Questioner: Tom Jackson How do you deal with the problem of integrating user code into portals (which are typically non-Java), particularly for visualization? Dennis Gannon: We have an application service factory that is capable of "wrapping" a command line application and turning it into a Web service. This is described in the talk. However, a big challenge is integrating legacy desktop tools. In some cases it is possible to create a service which listens for an event of a specific type. This service runs on the user's desktop. When the service gets the event, it can fetch data and then launch the legacy application with the data. This allows the tool to exist at the end points of the workflow. The difficulty is putting the legacy desktop application in the critical loops of a workflow. More work needs to be done in this area. It is very important.

Questioner: Tom Jackson Were you referring to Enterprise Service Bus architectures when you discussed message bus solutions? Dennis Gannon: ESB is one solution. However, we prefer a Web services solution and find ws-notification and ws-eventing to be very powerful and general solutions to the message bus.

Questioner: Gabrielle Allen How do you deal with resource allocation and/or resource scheduling in these scenarios? Dennis Gannon: Poorly. However, we are working with the VGrADS project which is focused on scheduling and resource allocation. In general, this is a service that the

workflow engine and other services can invoke in advance of execution or on-the-fly.

Questioner: Gabrielle Allen What is the difference between event-driven and data-driven architectures, and can you integrate these with a centralized component which allows decision making and control to only need to be implemented in one place? Dennis Gannon: Event-driven is based on a bus organization where components subscribe to event by type, and publish other events back to the bus. Data-driven are worklfows that behave like dataflow graphs. Data arrives at the source components and the work propagates through the graph. It can be pipelined. Purely event-driven workflows are harder to manage with a central control, while data-driven is manageable by a centralized workflow engine.

Questioner: Bill Gropp Have formal methods for verifying correctness been applied to graphical workflows? Dennis Gannon: There is not much work that I know about on this for e-science workflows but there may be lots of work I am unaware of. One natural place to look is the work that has been done on circuit simulation.

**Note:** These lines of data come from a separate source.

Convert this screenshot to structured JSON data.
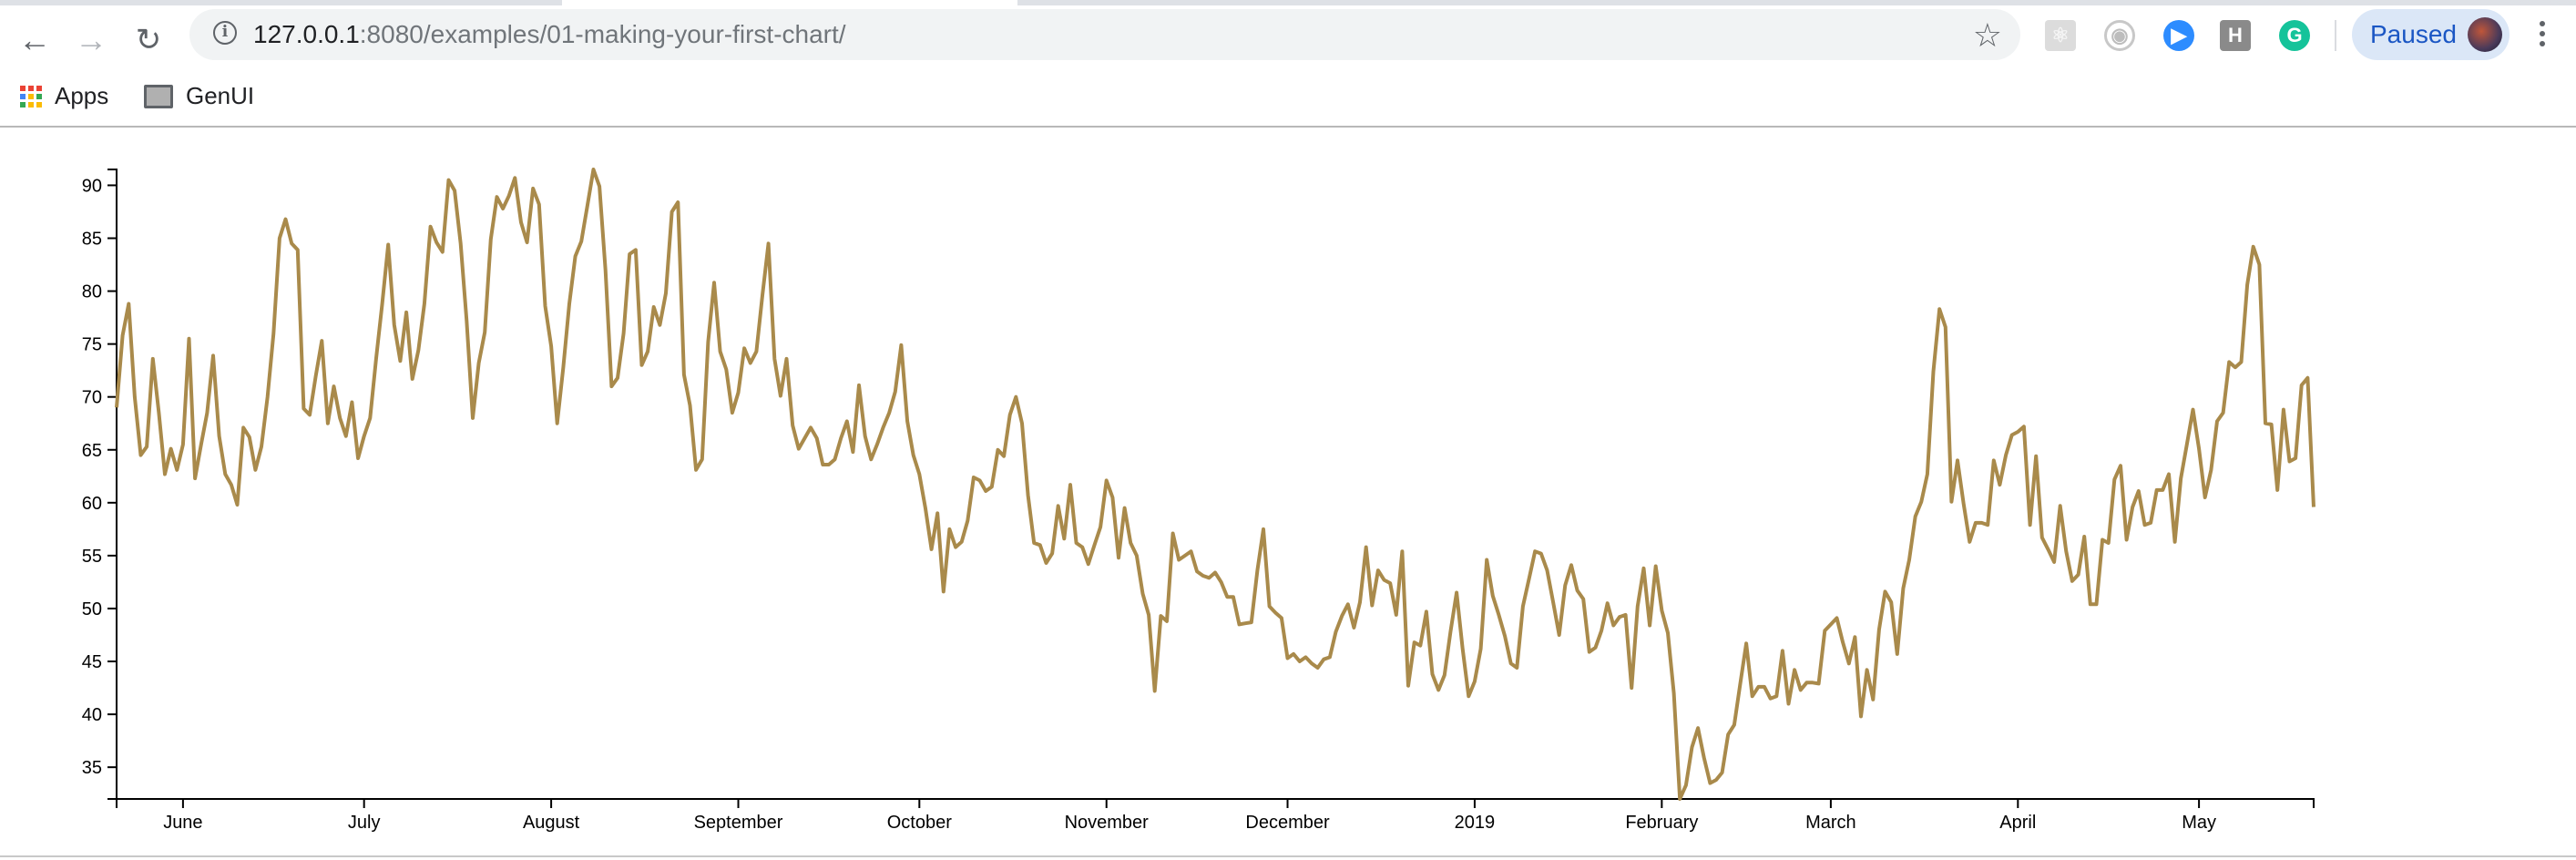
{
  "browser": {
    "url_host": "127.0.0.1",
    "url_rest": ":8080/examples/01-making-your-first-chart/",
    "profile_label": "Paused",
    "extensions": [
      {
        "icon": "react-devtools-icon",
        "glyph": "⚛",
        "color": "#dcdcdc"
      },
      {
        "icon": "record-icon",
        "glyph": "◉",
        "color": "#ffffff"
      },
      {
        "icon": "zoom-icon",
        "glyph": "▶",
        "color": "#2d8cff"
      },
      {
        "icon": "h-extension-icon",
        "glyph": "H",
        "color": "#8a8a8a"
      },
      {
        "icon": "grammarly-icon",
        "glyph": "G",
        "color": "#15c39a"
      }
    ],
    "bookmarks": [
      {
        "label": "Apps",
        "icon": "apps-grid-icon"
      },
      {
        "label": "GenUI",
        "icon": "folder-icon"
      }
    ]
  },
  "chart_data": {
    "type": "line",
    "title": "",
    "xlabel": "",
    "ylabel": "",
    "line_color": "#a98a4b",
    "grid": false,
    "ylim": [
      32.0,
      91.5
    ],
    "xlim": [
      "2018-05-21",
      "2019-05-20"
    ],
    "y_ticks": [
      "35",
      "40",
      "45",
      "50",
      "55",
      "60",
      "65",
      "70",
      "75",
      "80",
      "85",
      "90"
    ],
    "x_ticks": [
      {
        "date": "2018-06-01",
        "label": "June"
      },
      {
        "date": "2018-07-01",
        "label": "July"
      },
      {
        "date": "2018-08-01",
        "label": "August"
      },
      {
        "date": "2018-09-01",
        "label": "September"
      },
      {
        "date": "2018-10-01",
        "label": "October"
      },
      {
        "date": "2018-11-01",
        "label": "November"
      },
      {
        "date": "2018-12-01",
        "label": "December"
      },
      {
        "date": "2019-01-01",
        "label": "2019"
      },
      {
        "date": "2019-02-01",
        "label": "February"
      },
      {
        "date": "2019-03-01",
        "label": "March"
      },
      {
        "date": "2019-04-01",
        "label": "April"
      },
      {
        "date": "2019-05-01",
        "label": "May"
      }
    ],
    "series_by_month": [
      {
        "month": "2018-05",
        "first_day": 21,
        "values": [
          69.0,
          75.8,
          78.8,
          70.0,
          64.5,
          65.3,
          73.6,
          68.5,
          62.7,
          65.1,
          63.1
        ]
      },
      {
        "month": "2018-06",
        "first_day": 1,
        "values": [
          65.5,
          75.5,
          62.3,
          65.5,
          68.5,
          73.9,
          66.3,
          62.7,
          61.7,
          59.8,
          67.1,
          66.2,
          63.1,
          65.3,
          70.0,
          76.0,
          85.0,
          86.8,
          84.5,
          83.9,
          68.9,
          68.3,
          72.0,
          75.3,
          67.5,
          71.0,
          68.0,
          66.3,
          69.5,
          64.2
        ]
      },
      {
        "month": "2018-07",
        "first_day": 1,
        "values": [
          66.3,
          68.0,
          73.6,
          78.8,
          84.4,
          76.8,
          73.4,
          78.0,
          71.7,
          74.4,
          78.8,
          86.1,
          84.6,
          83.7,
          90.5,
          89.5,
          84.5,
          77.2,
          68.0,
          73.2,
          76.1,
          84.9,
          88.9,
          87.8,
          89.0,
          90.7,
          86.5,
          84.6,
          89.7,
          88.2,
          78.6
        ]
      },
      {
        "month": "2018-08",
        "first_day": 1,
        "values": [
          74.8,
          67.5,
          72.8,
          78.8,
          83.3,
          84.7,
          88.1,
          91.5,
          89.9,
          82.0,
          71.0,
          71.8,
          76.0,
          83.5,
          83.9,
          73.0,
          74.3,
          78.5,
          76.8,
          79.8,
          87.5,
          88.4,
          72.1,
          69.2,
          63.1,
          64.1,
          75.2,
          80.8,
          74.3,
          72.6,
          68.5
        ]
      },
      {
        "month": "2018-09",
        "first_day": 1,
        "values": [
          70.4,
          74.6,
          73.2,
          74.3,
          79.6,
          84.5,
          73.6,
          70.1,
          73.6,
          67.3,
          65.1,
          66.1,
          67.1,
          66.1,
          63.6,
          63.6,
          64.1,
          66.1,
          67.7,
          64.8,
          71.1,
          66.3,
          64.1,
          65.5,
          67.1,
          68.5,
          70.5,
          74.9,
          67.7,
          64.5
        ]
      },
      {
        "month": "2018-10",
        "first_day": 1,
        "values": [
          62.7,
          59.5,
          55.6,
          59.0,
          51.6,
          57.5,
          55.8,
          56.3,
          58.3,
          62.4,
          62.1,
          61.1,
          61.5,
          65.0,
          64.4,
          68.3,
          70.0,
          67.5,
          60.7,
          56.2,
          56.0,
          54.3,
          55.2,
          59.7,
          56.6,
          61.7,
          56.2,
          55.8,
          54.2,
          56.0,
          57.7
        ]
      },
      {
        "month": "2018-11",
        "first_day": 1,
        "values": [
          62.1,
          60.5,
          54.8,
          59.5,
          56.2,
          55.0,
          51.4,
          49.4,
          42.2,
          49.3,
          48.8,
          57.1,
          54.6,
          55.0,
          55.4,
          53.5,
          53.1,
          52.9,
          53.4,
          52.5,
          51.1,
          51.1,
          48.5,
          48.6,
          48.7,
          53.6,
          57.5,
          50.2,
          49.6,
          49.1
        ]
      },
      {
        "month": "2018-12",
        "first_day": 1,
        "values": [
          45.3,
          45.7,
          45.0,
          45.4,
          44.8,
          44.4,
          45.2,
          45.4,
          47.8,
          49.3,
          50.4,
          48.2,
          50.6,
          55.8,
          50.3,
          53.6,
          52.7,
          52.4,
          49.4,
          55.4,
          42.7,
          46.8,
          46.5,
          49.7,
          43.8,
          42.3,
          43.7,
          47.8,
          51.5,
          46.2,
          41.7
        ]
      },
      {
        "month": "2019-01",
        "first_day": 1,
        "values": [
          43.1,
          46.2,
          54.6,
          51.2,
          49.4,
          47.4,
          44.8,
          44.4,
          50.2,
          52.8,
          55.4,
          55.2,
          53.6,
          50.6,
          47.5,
          52.2,
          54.1,
          51.7,
          50.9,
          45.9,
          46.3,
          47.9,
          50.5,
          48.4,
          49.2,
          49.4,
          42.5,
          50.2,
          53.8,
          48.4,
          54.0
        ]
      },
      {
        "month": "2019-02",
        "first_day": 1,
        "values": [
          49.8,
          47.7,
          42.0,
          32.0,
          33.3,
          36.9,
          38.7,
          35.9,
          33.5,
          33.8,
          34.5,
          38.1,
          39.0,
          42.9,
          46.7,
          41.7,
          42.6,
          42.6,
          41.5,
          41.7,
          46.0,
          41.0,
          44.2,
          42.3,
          43.0,
          43.0,
          42.9,
          47.9
        ]
      },
      {
        "month": "2019-03",
        "first_day": 1,
        "values": [
          48.5,
          49.1,
          46.8,
          44.8,
          47.3,
          39.8,
          44.2,
          41.4,
          48.0,
          51.6,
          50.6,
          45.7,
          51.9,
          54.6,
          58.7,
          60.1,
          62.7,
          72.4,
          78.3,
          76.6,
          60.1,
          64.0,
          59.9,
          56.3,
          58.1,
          58.1,
          57.9,
          64.0,
          61.7,
          64.5,
          66.4
        ]
      },
      {
        "month": "2019-04",
        "first_day": 1,
        "values": [
          66.7,
          67.2,
          57.9,
          64.4,
          56.7,
          55.6,
          54.4,
          59.7,
          55.4,
          52.6,
          53.2,
          56.8,
          50.4,
          50.4,
          56.5,
          56.2,
          62.2,
          63.5,
          56.5,
          59.6,
          61.1,
          57.9,
          58.1,
          61.2,
          61.2,
          62.7,
          56.3,
          62.3,
          65.5,
          68.8
        ]
      },
      {
        "month": "2019-05",
        "first_day": 1,
        "values": [
          65.1,
          60.5,
          63.1,
          67.7,
          68.5,
          73.3,
          72.8,
          73.3,
          80.6,
          84.2,
          82.5,
          67.5,
          67.4,
          61.2,
          68.8,
          63.9,
          64.2,
          71.1,
          71.8,
          59.6
        ]
      }
    ]
  }
}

Questioner: Bill Gropp How do you handle relationships between elements or hierarchy in representation? Dennis Gannon: This is a big problem. Many of the legacy applications have complex, interdependent input files. Often a change in one input file to an upstream service may require a change to a downstream service. The only want to handle this is to propagate change information downstream with the other data. It is a hard problem in general.